Carl Bax

No. 75, 67
- Position: Guard

Personal information
- Born: January 5, 1966 (age 60) St. Charles, Missouri, U.S.
- Listed height: 6 ft 4 in (1.93 m)
- Listed weight: 290 lb (132 kg)

Career information
- High school: St. Charles
- College: Missouri
- NFL draft: 1989: 8th round, 200th overall pick

Career history
- Tampa Bay Buccaneers (1989–1990); Cleveland Browns (1992)*; Birmingham Fire (1992);
- * Offseason or practice squad member only

Awards and highlights
- Second-team All-Big Eight (1988);

Career NFL statistics
- Games played: 15
- Games started: 10
- Stats at Pro Football Reference

= Carl Bax =

American football player (born 1966)

Carl William Bax (born January 5, 1966) is an American former professional football player who was an offensive lineman. for the Tampa Bay Buccaneers of the National Football League (NFL).
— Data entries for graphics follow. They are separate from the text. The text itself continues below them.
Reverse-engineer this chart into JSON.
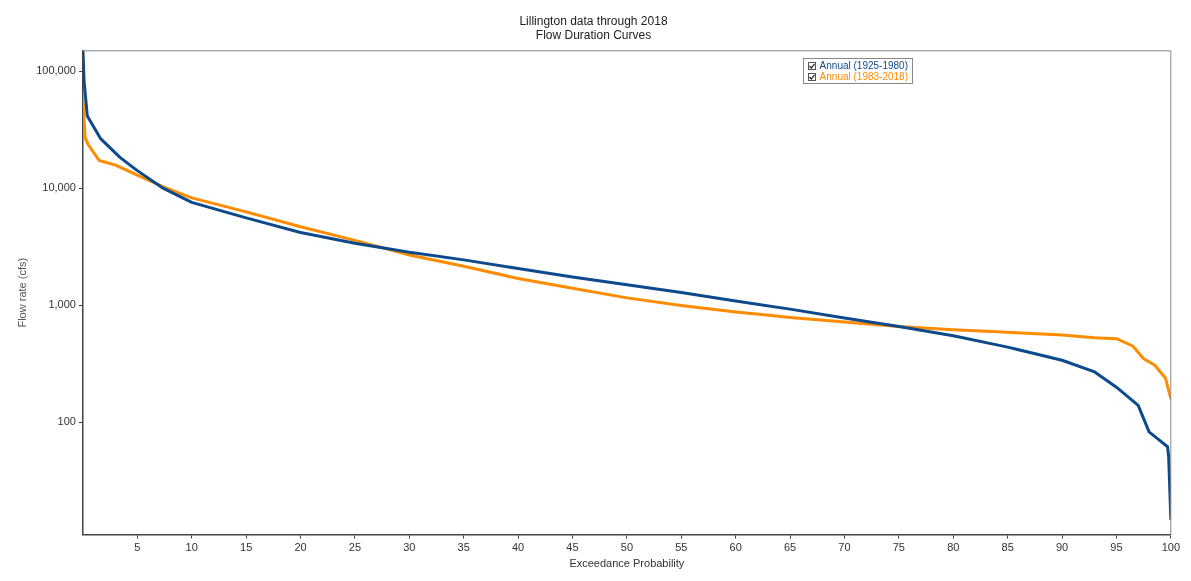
{
  "chart_data": {
    "type": "line",
    "title": "Lillington data through 2018",
    "subtitle": "Flow Duration Curves",
    "xlabel": "Exceedance Probability",
    "ylabel": "Flow rate (cfs)",
    "log": "y",
    "grid": false,
    "legend": "top right",
    "marker": "none",
    "line_style": "solid",
    "xlim": [
      0,
      100
    ],
    "xticks": [
      5,
      10,
      15,
      20,
      25,
      30,
      35,
      40,
      45,
      50,
      55,
      60,
      65,
      70,
      75,
      80,
      85,
      90,
      95,
      100
    ],
    "ylim": [
      11,
      150000
    ],
    "yticks": [
      {
        "value": 100,
        "label": "100"
      },
      {
        "value": 1000,
        "label": "1,000"
      },
      {
        "value": 10000,
        "label": "10,000"
      },
      {
        "value": 100000,
        "label": "100,000"
      }
    ],
    "series": [
      {
        "name": "Annual (1925-1980)",
        "color": "#0d4a8c",
        "x": [
          0,
          0.1,
          0.4,
          1.6,
          3.4,
          4.9,
          7.4,
          10,
          15,
          20,
          25,
          30,
          35,
          40,
          45,
          50,
          55,
          60,
          65,
          70,
          75,
          80,
          85,
          90,
          93,
          95,
          97,
          98,
          99,
          99.7,
          99.8,
          100
        ],
        "values": [
          150000,
          83000,
          41500,
          26800,
          18400,
          14400,
          10000,
          7600,
          5600,
          4200,
          3400,
          2850,
          2450,
          2070,
          1750,
          1500,
          1290,
          1090,
          930,
          780,
          660,
          550,
          440,
          340,
          270,
          200,
          140,
          83,
          70,
          62,
          51,
          15
        ]
      },
      {
        "name": "Annual (1983-2018)",
        "color": "#ff8c00",
        "x": [
          0,
          0.2,
          0.5,
          1.5,
          3,
          5,
          7.5,
          10,
          15,
          20,
          25,
          30,
          35,
          40,
          45,
          50,
          55,
          60,
          65,
          70,
          75,
          80,
          85,
          90,
          93,
          95,
          96.5,
          97.5,
          98.5,
          99.5,
          100
        ],
        "values": [
          57000,
          27000,
          23500,
          17300,
          15800,
          13000,
          10200,
          8300,
          6300,
          4700,
          3600,
          2700,
          2160,
          1700,
          1400,
          1160,
          1000,
          880,
          790,
          720,
          660,
          620,
          590,
          560,
          530,
          520,
          450,
          350,
          310,
          240,
          160
        ]
      }
    ]
  }
}
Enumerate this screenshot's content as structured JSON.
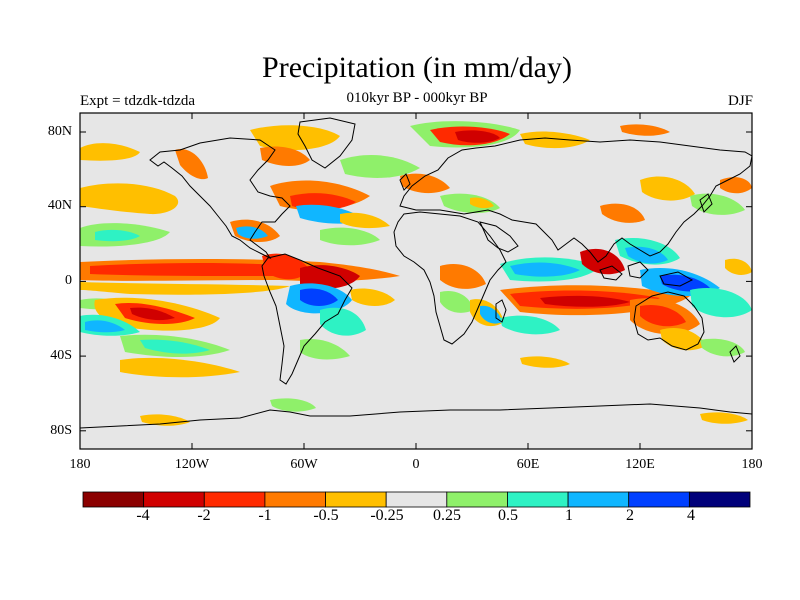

He played college football for the Missouri Tigers and was selected by the Buccaneers in the eighth round of the 1989 NFL draft. He was suspended for the first three games of his second season for trafficking steroids.

During his senior year at the University of Missouri, Bax was diagnosed with stomach cancer. He underwent surgery to remove a tumor in August 1988, and returned for his senior season.